In this short post I would like to point out a non-obvious issue that one of my customers recently hit. On the one hand, it’s a typical case where the query optimizer generates a different (suboptimal) execution plan even though nothing relevant (of course, at first sight only) was changed. On the other hand, in this case after some time the query optimizer automatically gets back to the original (optimal) execution plan.

Let’s have a look at the issue with the help of a test case…

The test case is based on a range partitioned table:

CREATE TABLE t
PARTITION BY RANGE (d) 
(
  PARTITION t_q1_2019 VALUES LESS THAN (to_date('2019-04-01','yyyy-mm-dd')),
  PARTITION t_q2_2019 VALUES LESS THAN (to_date('2019-07-01','yyyy-mm-dd')),
  PARTITION t_q3_2019 VALUES LESS THAN (to_date('2019-10-01','yyyy-mm-dd')),
  PARTITION t_q4_2019 VALUES LESS THAN (to_date('2020-01-01','yyyy-mm-dd'))
)
AS
SELECT rownum AS n, to_date('2019-01-01','yyyy-mm-dd') + rownum/(1E5/364) AS d, rpad('*',10,'*') AS p
FROM dual
CONNECT BY level 

The partitioned table has a global partitioned index (but the behaviour would be the same with a non-partitioned index):

CREATE INDEX i ON T (n) GLOBAL PARTITION BY HASH (n) PARTITIONS 16

The query hitting the issue contains a MIN (or MAX) function:

SELECT min(n) FROM t

Its execution plan is the following and, as expected, uses the MIN/MAX optimization:

--------------------------------------------
| Id  | Operation                   | Name |
--------------------------------------------
|   0 | SELECT STATEMENT            |      |
|   1 |  SORT AGGREGATE             |      |
|   2 |   PARTITION HASH ALL        |      |
|   3 |    INDEX FULL SCAN (MIN/MAX)| I    |
--------------------------------------------

One day the data stored in the oldest partition is no longer needed and, therefore, it’s dropped (a truncate would lead to the same behaviour). Note that to avoid the invalidation of the index, the UPDATE INDEXES clause is added:

ALTER TABLE t DROP PARTITION t_q1_2019 UPDATE INDEXES

After that operation the query optimizer generates another (suboptimal) execution plan. The index, since it’s valid, it’s used. But, the MIN/MAX optimization is not:

---------------------------------------
| Id  | Operation              | Name |
---------------------------------------
|   0 | SELECT STATEMENT       |      |
|   1 |  SORT AGGREGATE        |      |
|   2 |   PARTITION HASH ALL   |      |
|   3 |    INDEX FAST FULL SCAN| I    |
---------------------------------------

And, even worse (?), few hours later the query optimizer gets back to the original (optimal) execution plan.

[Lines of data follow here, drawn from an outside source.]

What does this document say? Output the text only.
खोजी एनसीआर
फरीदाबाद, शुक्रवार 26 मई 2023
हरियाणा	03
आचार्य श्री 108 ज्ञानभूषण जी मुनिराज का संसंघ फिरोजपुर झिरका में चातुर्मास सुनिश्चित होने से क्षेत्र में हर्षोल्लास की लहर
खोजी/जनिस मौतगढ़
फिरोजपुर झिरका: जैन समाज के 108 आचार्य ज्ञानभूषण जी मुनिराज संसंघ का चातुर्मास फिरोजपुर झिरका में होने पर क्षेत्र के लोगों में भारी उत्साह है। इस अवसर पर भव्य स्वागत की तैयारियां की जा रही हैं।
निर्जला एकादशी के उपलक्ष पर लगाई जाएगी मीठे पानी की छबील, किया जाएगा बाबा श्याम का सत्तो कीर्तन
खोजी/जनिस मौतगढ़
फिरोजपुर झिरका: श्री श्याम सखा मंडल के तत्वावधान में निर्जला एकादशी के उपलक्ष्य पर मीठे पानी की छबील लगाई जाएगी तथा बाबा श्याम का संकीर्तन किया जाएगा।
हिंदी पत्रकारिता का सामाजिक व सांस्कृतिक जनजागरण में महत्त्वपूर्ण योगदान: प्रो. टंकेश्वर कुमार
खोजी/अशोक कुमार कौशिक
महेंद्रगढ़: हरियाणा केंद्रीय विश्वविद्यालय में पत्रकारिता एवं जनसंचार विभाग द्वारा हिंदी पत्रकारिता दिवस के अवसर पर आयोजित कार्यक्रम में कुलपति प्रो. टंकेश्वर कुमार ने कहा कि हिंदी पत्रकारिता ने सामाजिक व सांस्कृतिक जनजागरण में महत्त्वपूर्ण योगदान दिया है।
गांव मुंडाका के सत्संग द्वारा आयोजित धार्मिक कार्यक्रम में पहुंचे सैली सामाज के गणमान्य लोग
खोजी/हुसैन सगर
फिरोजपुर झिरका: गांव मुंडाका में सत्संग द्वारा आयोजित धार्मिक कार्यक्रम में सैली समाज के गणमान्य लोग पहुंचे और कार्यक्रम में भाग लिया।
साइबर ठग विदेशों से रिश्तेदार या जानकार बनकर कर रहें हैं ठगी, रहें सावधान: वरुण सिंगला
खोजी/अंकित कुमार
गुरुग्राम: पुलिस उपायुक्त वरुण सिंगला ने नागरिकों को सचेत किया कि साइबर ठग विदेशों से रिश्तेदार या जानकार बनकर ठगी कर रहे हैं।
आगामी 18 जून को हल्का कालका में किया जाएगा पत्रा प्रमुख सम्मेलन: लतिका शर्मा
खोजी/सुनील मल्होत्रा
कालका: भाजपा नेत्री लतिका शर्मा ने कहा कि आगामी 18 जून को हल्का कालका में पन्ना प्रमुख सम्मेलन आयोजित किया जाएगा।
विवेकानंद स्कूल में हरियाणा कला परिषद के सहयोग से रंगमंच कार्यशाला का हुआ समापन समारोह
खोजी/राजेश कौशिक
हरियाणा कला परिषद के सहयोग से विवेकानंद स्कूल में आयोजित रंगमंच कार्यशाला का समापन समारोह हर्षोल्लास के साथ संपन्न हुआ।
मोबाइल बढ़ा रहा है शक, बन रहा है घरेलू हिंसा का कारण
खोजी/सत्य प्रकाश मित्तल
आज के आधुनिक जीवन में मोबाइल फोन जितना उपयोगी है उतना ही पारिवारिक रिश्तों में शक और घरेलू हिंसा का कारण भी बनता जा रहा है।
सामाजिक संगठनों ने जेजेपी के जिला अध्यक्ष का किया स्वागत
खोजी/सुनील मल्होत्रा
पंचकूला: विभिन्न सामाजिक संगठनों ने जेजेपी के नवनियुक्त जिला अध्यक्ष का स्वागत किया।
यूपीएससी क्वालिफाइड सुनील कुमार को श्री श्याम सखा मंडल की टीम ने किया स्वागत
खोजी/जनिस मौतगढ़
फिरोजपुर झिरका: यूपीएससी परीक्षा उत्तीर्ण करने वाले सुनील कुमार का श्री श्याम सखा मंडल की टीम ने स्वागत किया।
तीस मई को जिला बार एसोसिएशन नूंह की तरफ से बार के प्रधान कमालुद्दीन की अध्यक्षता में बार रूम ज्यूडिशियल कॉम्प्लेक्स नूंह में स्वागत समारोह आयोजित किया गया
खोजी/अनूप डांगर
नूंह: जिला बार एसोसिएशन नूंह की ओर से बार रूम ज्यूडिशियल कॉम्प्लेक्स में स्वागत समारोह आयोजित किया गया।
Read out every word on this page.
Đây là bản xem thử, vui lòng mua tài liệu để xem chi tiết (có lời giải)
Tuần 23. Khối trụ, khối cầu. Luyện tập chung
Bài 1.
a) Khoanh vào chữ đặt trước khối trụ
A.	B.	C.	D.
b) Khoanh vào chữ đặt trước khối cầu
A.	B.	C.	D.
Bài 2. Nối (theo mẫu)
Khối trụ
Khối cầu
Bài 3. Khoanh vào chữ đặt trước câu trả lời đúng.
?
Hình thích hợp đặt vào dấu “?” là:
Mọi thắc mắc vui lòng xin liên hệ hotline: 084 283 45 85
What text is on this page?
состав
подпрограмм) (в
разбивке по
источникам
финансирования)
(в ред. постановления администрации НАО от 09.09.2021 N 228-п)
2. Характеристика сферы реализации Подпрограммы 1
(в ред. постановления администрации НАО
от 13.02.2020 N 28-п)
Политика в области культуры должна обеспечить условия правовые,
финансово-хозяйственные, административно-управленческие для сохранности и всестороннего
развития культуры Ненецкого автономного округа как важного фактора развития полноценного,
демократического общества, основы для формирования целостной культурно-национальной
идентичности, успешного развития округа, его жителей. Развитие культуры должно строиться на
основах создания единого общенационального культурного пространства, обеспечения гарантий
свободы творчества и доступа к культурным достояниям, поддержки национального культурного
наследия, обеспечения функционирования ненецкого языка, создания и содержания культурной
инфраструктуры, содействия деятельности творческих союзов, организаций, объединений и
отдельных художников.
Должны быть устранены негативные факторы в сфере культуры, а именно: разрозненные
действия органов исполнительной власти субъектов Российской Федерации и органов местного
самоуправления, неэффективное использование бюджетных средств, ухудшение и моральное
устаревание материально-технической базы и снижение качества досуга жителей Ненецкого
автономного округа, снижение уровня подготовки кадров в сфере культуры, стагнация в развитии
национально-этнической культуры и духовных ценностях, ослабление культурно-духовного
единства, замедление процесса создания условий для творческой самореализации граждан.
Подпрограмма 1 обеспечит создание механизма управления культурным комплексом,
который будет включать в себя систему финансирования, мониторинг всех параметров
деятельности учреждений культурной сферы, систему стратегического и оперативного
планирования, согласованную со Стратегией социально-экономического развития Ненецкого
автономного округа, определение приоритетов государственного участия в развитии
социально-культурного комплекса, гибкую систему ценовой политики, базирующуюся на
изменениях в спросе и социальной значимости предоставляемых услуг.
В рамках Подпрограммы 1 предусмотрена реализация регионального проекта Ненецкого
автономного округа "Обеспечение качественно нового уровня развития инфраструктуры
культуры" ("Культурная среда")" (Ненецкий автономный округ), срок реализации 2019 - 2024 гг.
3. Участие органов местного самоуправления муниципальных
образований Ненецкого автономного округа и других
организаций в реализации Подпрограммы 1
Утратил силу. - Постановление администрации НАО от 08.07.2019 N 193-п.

The issue is caused by the fact that, as of version 12.1.0.1, Oracle Database optimizes the way DROP/TRUNCATE PARTITION statements that use the UPDATE INDEXES clause are carried out. The index maintenance, to make the DROP/TRUNCATE PARTITION statements faster, is delayed and decoupled from the execution of the DDL statement itself. It’s done asynchronously. For detailed information about that feature have a look to the documentation.

To avoid the issue, you have to make sure to immediately carry out the index maintenance after the execution of the DROP/TRUNCATE PARTITION statement. For that purpose, you can run the following SQL statement:

execute dbms_part.cleanup_gidx(user, 'T')

In summary, even though an index is valid and can be used by some row source operations, if it contains orphaned index entries caused by the asynchronously maintenance of global indexes, it cannot be used by INDEX FULL SCAN (MIN/MAX). A final remark, the same is not true for the INDEX RANGE SCAN (MIN/MAX). In fact, that row source operation can be carried out also in case orphaned index entries exist.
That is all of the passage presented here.